Tarihe dönünce, yastık altı efsanesi daha da netleşiyor. Muratoğlu, Dünya Bankası hesaplarını hatırlattı: "535 milyar dolarlık altın yattığını söylüyorlar – yok artık! Ama doğruysa, bu devlete güvenmeme hakkımız." 2023'teki çağrıları, La Casa de Papel esprisiyle tiye aldı: "Merkez Bankası'nı soymaya gerek yok, yastıkları açsınlar." Pandemi dönemindeki döviz taleplerini de ekledi: "Erdoğan 'Bankaya koyun' dedi, ama faiz yüzde 5'teyken kim koyar? Millet haklı, sigorta olarak tutuyor." Bu geçmiş, bugünkü paniği açıklıyor; altın, sadece metal değil, geleceğin kalkanı.

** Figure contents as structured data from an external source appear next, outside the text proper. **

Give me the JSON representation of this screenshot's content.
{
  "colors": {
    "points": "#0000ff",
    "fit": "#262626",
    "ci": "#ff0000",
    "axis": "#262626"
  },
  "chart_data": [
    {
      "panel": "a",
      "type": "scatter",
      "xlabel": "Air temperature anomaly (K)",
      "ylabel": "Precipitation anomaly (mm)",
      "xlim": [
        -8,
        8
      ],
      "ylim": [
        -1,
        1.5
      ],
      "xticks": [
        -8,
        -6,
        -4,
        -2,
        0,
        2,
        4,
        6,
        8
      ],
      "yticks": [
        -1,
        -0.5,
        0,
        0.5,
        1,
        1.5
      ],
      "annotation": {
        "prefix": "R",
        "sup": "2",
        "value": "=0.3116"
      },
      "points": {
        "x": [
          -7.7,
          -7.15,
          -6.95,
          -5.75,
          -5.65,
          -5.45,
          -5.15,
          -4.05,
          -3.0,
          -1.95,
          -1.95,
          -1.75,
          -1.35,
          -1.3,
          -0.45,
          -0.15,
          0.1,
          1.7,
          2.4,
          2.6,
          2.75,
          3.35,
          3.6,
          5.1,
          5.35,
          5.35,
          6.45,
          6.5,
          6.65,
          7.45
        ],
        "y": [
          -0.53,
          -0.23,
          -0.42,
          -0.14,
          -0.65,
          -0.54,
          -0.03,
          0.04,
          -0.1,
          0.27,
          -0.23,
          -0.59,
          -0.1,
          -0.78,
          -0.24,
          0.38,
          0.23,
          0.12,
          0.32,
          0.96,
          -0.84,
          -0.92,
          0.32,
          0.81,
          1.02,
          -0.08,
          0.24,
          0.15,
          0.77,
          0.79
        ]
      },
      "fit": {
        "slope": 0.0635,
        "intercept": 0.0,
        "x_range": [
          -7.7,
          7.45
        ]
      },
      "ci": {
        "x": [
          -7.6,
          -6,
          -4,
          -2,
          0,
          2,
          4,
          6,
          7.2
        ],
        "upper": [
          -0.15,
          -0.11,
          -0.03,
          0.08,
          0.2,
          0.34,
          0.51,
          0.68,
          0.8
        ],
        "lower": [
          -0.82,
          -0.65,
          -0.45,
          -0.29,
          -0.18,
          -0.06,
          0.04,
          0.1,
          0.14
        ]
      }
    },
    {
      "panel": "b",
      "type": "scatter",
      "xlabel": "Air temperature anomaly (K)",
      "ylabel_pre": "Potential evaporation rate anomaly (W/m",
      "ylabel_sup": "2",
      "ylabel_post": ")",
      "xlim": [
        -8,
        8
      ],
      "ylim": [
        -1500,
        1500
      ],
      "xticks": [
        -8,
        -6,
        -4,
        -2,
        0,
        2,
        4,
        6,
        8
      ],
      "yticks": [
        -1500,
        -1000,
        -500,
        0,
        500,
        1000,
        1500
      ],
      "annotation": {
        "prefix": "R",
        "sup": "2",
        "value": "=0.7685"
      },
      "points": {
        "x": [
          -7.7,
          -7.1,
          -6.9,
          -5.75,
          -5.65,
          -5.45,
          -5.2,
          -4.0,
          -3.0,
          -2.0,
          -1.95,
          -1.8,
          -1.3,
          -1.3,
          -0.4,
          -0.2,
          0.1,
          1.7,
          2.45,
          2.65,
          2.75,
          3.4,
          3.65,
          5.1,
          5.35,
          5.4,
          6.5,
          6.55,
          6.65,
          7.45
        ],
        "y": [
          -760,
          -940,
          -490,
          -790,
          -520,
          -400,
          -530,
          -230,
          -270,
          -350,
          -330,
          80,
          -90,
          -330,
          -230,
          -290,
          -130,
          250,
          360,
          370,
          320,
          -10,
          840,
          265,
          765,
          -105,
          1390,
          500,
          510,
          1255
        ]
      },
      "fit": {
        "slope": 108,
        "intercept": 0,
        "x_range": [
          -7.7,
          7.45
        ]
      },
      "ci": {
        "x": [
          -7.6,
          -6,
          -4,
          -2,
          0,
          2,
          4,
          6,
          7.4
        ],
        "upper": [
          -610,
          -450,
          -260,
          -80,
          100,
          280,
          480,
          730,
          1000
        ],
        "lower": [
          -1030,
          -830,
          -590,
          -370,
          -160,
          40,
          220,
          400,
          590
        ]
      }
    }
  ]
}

Günümüze gelince, Karahan'ın uyarısı deprem etkisi yarattı. Muratoğlu, "Doların rolü sorgulanıyor, ama bizde altın faktörü baskın," diye uyardı. Hükümetin büyüme hedefi yüzde 5, ama enflasyonla çakışıyor. Ekonomist, "Yastık altını sisteme sokmak için güven şart – bağımsız politika, şeffaflık." Sunucu teşekkür ederken, Muratoğlu son bir tokat attı: "Başkanın sözleri altın değerinde, imzamı atarım – ama icraat nerede?"
Geleceğe dair yorumum: Eğer bu 500 milyar sisteme girerse, 2026 enflasyonu frenler, rezervler dolar, büyüme gerçek olur. Ama hükümet düşük faiz ısrarında kalırsa, altınlar yurtdışına akar, dolar 100 lirayı aşar, kriz derinleşir. Karahan gibi isimler artarsa umut var; yoksa yastıklar daha da dolacak. Muratoğlu'nun imzası, bir manifesto; ekonomi, bu sırrı çözmezse, felaket kapıda.
Bu tartışma, sadece bir program değildi; bir hesaplaşmaydı. Muratoğlu'nun o coşkulu sesi, ekranı aştı, yastıkların altından bile duyuldu. Karahan'ın paneli, Muratoğlu'nun desteğiyle büyüyor – hükümet dinler mi? Dinlemezse, millet bilir: Altın, en sadık dost. Ve o dost, susmaz.